Influence of Nanosilica and Ground Granulated Blast Furnace Slag on Mechanical and Durability Properties of Blended Concrete over Varied Fire Durations

Abstract

This study explores the effect of nanosilica (NS) and ground granulated blast furnace slag (GGBFS) in varied quantities (0%–5% NS and 0%–25% GGBFS) on the postfire mechanical and endurance characteristics of concrete at temperatures ranging from 200°C to 1,000°C. To examine bonding performance and structural endurance, a full range of experimental evaluations was methodically carried out, including bond strength evaluations, rapid chloride permeability, chloride attack tests, and water penetration testing. Advanced methods like scanning electron microscopy and X-ray diffraction were used to examine the postfire internal structure.
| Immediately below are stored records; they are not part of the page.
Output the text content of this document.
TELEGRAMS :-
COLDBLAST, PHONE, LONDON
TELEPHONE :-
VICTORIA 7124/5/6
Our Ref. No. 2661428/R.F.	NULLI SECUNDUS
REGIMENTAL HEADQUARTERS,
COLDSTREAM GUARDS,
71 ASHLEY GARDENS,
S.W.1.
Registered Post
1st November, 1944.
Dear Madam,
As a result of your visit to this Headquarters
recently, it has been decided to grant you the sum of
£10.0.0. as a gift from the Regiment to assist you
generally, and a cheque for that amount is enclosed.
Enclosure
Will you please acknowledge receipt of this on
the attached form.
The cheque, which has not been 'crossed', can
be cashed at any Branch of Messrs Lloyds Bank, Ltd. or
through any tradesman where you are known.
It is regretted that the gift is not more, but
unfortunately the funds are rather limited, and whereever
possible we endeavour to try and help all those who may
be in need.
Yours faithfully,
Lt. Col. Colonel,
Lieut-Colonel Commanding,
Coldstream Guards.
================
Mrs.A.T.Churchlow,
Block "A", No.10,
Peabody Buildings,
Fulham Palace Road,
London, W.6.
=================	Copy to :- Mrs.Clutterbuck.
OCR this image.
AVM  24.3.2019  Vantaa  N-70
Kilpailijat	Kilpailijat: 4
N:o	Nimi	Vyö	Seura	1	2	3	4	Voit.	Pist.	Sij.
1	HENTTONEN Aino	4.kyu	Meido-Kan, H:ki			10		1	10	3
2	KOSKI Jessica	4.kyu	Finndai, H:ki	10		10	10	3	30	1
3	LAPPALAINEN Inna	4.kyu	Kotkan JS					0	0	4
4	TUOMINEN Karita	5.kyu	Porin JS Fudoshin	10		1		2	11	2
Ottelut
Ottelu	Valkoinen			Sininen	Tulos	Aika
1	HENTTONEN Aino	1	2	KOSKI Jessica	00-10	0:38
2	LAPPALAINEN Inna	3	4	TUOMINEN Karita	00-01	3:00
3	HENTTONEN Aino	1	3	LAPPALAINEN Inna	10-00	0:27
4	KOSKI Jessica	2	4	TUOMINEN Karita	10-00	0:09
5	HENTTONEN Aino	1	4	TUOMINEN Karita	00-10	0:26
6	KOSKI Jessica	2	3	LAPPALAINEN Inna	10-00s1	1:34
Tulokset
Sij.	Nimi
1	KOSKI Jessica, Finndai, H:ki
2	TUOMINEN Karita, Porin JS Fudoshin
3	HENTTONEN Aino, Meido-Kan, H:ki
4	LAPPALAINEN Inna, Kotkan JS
The combination of NS and GGBFS in concrete compositions resulted in noticeable improvements in mechanical resilience and endurance. This was evident by increased bond strength (a notable 12% rise with 4% NS and 20% GGBFS), decreased chloride permeation (a significant 26% drop), and decreased water penetration (about 20% reduction). Interestingly, this optimum concrete mix performed well even at high temperatures, with modest performance improvements at 200°C–400°C but apparent structural deterioration at greater temperature levels. Nonetheless, the composite concrete was demonstrated to perform well at higher temperatures in contrast with control samples. Further, this research develops a reliable correlation for forecasting concrete performance under high heat circumstances as well as providing essential insights critical for the precise design of concrete buildings in extreme situations.